How do you teach your dog to retrieve?


----------



## sagelfn (Aug 13, 2009)

are you talking about the game fetch or to fetch a certain item?


----------



## sagelfn (Aug 13, 2009)

i took too long to edit my post...

I looked through this section and found the following threads on teaching fetch..I did not read them but hopefully one of them will help

http://www.germanshepherds.com/forum/how-do-i-teach-my-dog/116061-how-teach-fetch.html

http://www.germanshepherds.com/forum/how-do-i-teach-my-dog/112177-fetch-help.html

http://www.germanshepherds.com/forum/how-do-i-teach-my-dog/105925-fetch-drop-ball-my-feet.html

http://www.germanshepherds.com/forum/how-do-i-teach-my-dog/96151-retrieving-ball.html

if you want it to fetch a certain item its the same as fetch they just have to know the items name


----------



## Jacq (Mar 17, 2010)

the last post in that last link looked promising... i think i am going to try and use that technique from the get go.


----------



## leomartin6 (Apr 8, 2010)

Teaching a dog to retrieve is not that tough i suppose.


----------



## Mrs.K (Jul 14, 2009)

leomartin6 said:


> Teaching a dog to retrieve is not that tough i suppose.


That depends on a lot of factors...


----------



## JKlatsky (Apr 21, 2007)

I actually think that a formal retrieve is one of the most complex tasks to teach for competitive obedience.

Just getting your dog to bring something back? Not so much.


----------



## Mrs.K (Jul 14, 2009)

JKlatsky said:


> I actually think that a formal retrieve is one of the most complex tasks to teach for competitive obedience.
> 
> Just getting your dog to bring something back? Not so much.


Yes. That is true.
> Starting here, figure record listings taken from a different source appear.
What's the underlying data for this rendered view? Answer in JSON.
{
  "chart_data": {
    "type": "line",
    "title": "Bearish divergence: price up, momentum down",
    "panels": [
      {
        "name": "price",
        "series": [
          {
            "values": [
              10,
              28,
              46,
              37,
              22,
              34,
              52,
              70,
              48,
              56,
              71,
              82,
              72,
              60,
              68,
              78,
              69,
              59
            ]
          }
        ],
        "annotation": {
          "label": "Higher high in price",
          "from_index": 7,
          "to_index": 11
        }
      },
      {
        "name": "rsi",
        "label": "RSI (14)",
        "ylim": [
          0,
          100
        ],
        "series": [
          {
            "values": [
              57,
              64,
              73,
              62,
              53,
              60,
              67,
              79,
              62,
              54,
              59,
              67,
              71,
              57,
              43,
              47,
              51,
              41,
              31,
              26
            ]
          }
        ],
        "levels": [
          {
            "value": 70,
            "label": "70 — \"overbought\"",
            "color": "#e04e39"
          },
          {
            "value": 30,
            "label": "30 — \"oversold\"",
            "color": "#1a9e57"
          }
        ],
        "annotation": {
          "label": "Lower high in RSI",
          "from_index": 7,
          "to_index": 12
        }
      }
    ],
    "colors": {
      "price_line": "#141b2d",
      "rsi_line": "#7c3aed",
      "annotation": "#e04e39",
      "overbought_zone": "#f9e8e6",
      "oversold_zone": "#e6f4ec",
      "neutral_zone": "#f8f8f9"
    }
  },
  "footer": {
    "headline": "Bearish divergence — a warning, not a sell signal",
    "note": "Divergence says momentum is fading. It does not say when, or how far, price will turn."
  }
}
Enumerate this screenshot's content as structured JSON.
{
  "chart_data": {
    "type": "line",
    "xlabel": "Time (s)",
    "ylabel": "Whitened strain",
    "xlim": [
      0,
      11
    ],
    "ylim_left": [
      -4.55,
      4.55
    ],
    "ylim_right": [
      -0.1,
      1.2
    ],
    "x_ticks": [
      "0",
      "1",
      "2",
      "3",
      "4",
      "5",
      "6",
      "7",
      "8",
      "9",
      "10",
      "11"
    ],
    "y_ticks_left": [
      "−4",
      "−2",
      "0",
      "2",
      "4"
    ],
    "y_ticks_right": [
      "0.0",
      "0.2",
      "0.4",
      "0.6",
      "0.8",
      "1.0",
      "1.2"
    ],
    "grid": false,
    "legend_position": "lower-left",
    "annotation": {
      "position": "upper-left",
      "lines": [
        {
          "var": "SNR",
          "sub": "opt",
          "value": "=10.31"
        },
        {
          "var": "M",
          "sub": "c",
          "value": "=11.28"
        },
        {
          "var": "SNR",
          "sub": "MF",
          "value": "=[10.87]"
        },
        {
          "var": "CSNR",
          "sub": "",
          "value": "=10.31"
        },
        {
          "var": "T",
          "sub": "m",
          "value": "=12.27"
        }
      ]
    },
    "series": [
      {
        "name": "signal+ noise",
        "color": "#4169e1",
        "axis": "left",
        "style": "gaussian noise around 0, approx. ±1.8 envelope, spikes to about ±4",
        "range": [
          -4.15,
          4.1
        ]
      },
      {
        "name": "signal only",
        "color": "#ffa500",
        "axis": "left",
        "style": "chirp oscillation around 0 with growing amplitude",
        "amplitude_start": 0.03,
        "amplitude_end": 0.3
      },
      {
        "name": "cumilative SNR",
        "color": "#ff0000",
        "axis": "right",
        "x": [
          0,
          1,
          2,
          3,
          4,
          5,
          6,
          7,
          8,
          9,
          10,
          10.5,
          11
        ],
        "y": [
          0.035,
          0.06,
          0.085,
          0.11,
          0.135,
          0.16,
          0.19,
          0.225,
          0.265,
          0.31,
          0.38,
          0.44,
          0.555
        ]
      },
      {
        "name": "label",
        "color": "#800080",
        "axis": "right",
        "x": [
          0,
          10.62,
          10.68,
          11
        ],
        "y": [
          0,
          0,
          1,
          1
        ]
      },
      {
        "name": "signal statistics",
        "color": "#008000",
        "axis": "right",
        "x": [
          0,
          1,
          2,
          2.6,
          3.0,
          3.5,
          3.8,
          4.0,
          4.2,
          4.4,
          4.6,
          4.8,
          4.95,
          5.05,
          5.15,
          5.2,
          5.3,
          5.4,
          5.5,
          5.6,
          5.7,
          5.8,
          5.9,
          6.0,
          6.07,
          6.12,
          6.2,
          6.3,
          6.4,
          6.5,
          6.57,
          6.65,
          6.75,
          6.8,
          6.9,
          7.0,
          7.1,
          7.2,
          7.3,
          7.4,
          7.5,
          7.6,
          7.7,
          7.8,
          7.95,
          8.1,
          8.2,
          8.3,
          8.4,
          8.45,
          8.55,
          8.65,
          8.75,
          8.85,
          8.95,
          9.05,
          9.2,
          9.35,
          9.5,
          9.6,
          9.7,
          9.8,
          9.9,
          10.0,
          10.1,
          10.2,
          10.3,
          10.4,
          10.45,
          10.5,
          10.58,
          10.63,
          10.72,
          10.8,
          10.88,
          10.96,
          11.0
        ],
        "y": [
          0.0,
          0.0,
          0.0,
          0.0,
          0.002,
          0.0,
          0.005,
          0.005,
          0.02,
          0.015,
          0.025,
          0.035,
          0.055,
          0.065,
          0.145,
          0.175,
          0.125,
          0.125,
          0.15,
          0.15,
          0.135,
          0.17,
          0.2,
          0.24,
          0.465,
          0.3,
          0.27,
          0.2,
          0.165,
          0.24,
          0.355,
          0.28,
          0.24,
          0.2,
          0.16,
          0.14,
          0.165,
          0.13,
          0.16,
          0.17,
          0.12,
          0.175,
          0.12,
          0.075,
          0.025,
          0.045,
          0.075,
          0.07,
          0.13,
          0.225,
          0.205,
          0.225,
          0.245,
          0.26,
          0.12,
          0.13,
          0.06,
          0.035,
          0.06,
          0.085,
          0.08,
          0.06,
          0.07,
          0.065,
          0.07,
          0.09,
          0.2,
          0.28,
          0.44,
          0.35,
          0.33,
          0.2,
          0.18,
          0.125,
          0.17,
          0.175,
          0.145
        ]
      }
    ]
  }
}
And thats when a lot of people use pressure, e-collar and the prong because they don't know how to do it otherwise... 

When I think back 18-20 years... omg...the way they taught and trained (if you can even use those words) dogs to retrieve, those poor dogs went through he$$ and back to learn how to retrieve because it was so common these days to use tortorous tools. :help:


----------